The slaughterhouse experience makes Bourette become a vegetarian like her boyfriend, Gare. (His saintly vegetarianism is pointed out every few pages, and it was a little annoying to me.) However, Bourette can't cut it as a vegetarian, and she continues to crave cheeseburgers. So, the book details her attempt to determine how to enjoy meat without guilt and visions of the slaughterhouse. I've read other takes on this concept, but was willing to hear her out and give this book a chance. Problem is - I don't think she really accomplished this.

Besides the fact that the guilt-free-meat-eating thing has already been done by other authors, Bourette doesn't really do anything.
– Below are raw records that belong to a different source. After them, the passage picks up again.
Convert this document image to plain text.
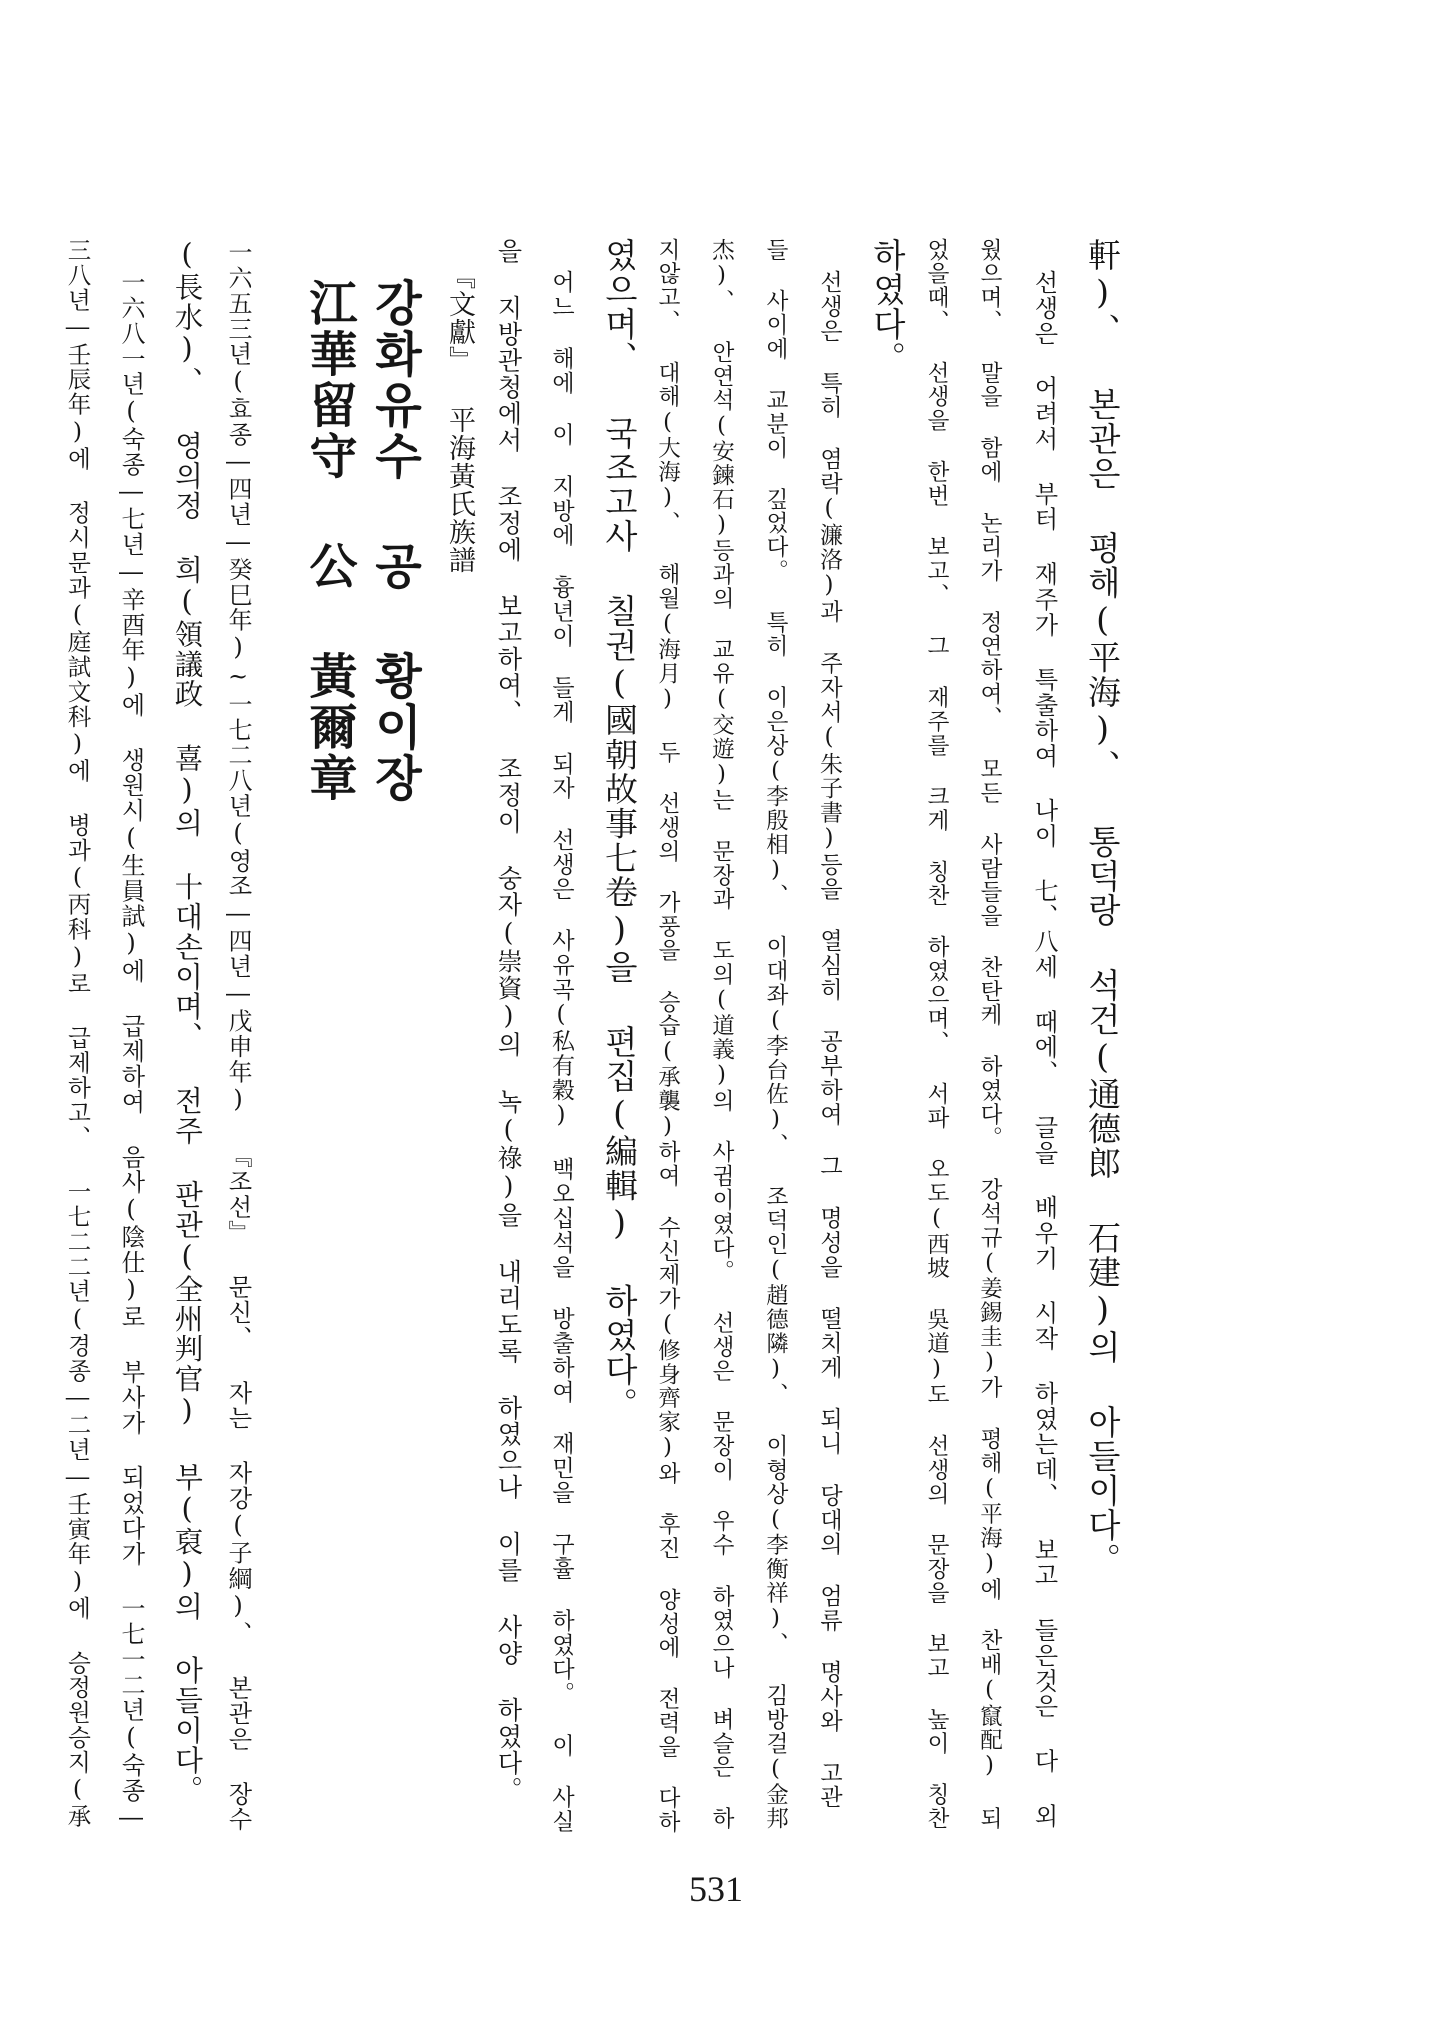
軒)、 본관은 평해(平海)、 통덕랑 석건(通德郎 石建)의 아들이다。
선생은 어려서 부터 재주가 특출하여 나이 七、八세 때에、 글을 배우기 시작 하였는데、 보고 들은것은 다 외
웠으며、 말을 함에 논리가 정연하여、 모든 사람들을 찬탄케 하였다。 강석규(姜錫圭)가 평해(平海)에 찬배(竄配) 되
었을때、 선생을 한번 보고、 그 재주를 크게 칭찬 하였으며、 서파 오도(西坡 吳道)도 선생의 문장을 보고 높이 칭찬
하였다。
선생은 특히 염락(濂洛)과 주자서(朱子書)등을 열심히 공부하여 그 명성을 떨치게 되니 당대의 엄류 명사와 고관
들 사이에 교분이 깊었다。 특히 이은상(李殷相)、 이대좌(李台佐)、 조덕인(趙德隣)、 이형상(李衡祥)、 김방걸(金邦
杰)、 안연석(安鍊石)등과의 교유(交遊)는 문장과 도의(道義)의 사귐이였다。 선생은 문장이 우수 하였으나 벼슬은 하
지않고、 대해(大海)、 해월(海月) 두 선생의 가풍을 승습(承襲)하여 수신제가(修身齊家)와 후진 양성에 전력을 다하
였으며、 국조고사 칠권(國朝故事七卷)을 편집(編輯) 하였다。
어느 해에 이 지방에 흉년이 들게 되자 선생은 사유곡(私有穀) 백오십석을 방출하여 재민을 구휼 하였다。 이 사실
을 지방관청에서 조정에 보고하여、 조정이 숭자(崇資)의 녹(祿)을 내리도록 하였으나 이를 사양 하였다。
『文獻』 平海黃氏族譜
강화유수 공 황이장
江華留守 公 黃爾章
一六五三년(효종―四년―癸巳年)~一七二八년(영조―四년―戊申年) 『조선』 문신、 자는 자강(子綱)、 본관은 장수
(長水)、 영의정 희(領議政 喜)의 十대손이며、 전주 판관(全州判官) 부(裒)의 아들이다。
一六八一년(숙종―七년―辛酉年)에 생원시(生員試)에 급제하여 음사(陰仕)로 부사가 되었다가 一七一二년(숙종―
三八년―壬辰年)에 정시문과(庭試文科)에 병과(丙科)로 급제하고、 一七二二년(경종―二년―壬寅年)에 승정원승지(承
531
She takes all these trips to a fancy New York City butcher, a hunting camp, Alaska for whale blubber, a conference of raw meat fanatics, a South Texas ranch, the farm for Blue Hill Restaurant, and a top-line steakhouse. Even though she lists her goals for each journey, Bourette is unsuccessful at butchering; she can't manage to shoot a deer; she spits out the sacred whale blubber in front of her hosts (offensive!); she doesn't like the beef in South Texas; and she refuses to eat any raw meat. She does, however, eat the expensive Berkshire pork at Blue Hill (although she doesn't think it is good enough to justify the focus on animal welfare), and she manages to eat three (!) steaks at the steakhouse.

If I were her, I would have felt some guilt or embarrassment about my lack of success, but perhaps Bourette's editor believed that the author-going-outside-her-comfort-zone-and-failing thing hasn't been done enough. Combining that concept with carnivore chic and you've got a sale! Guess there is still hope for any of us to get our own food adventures published...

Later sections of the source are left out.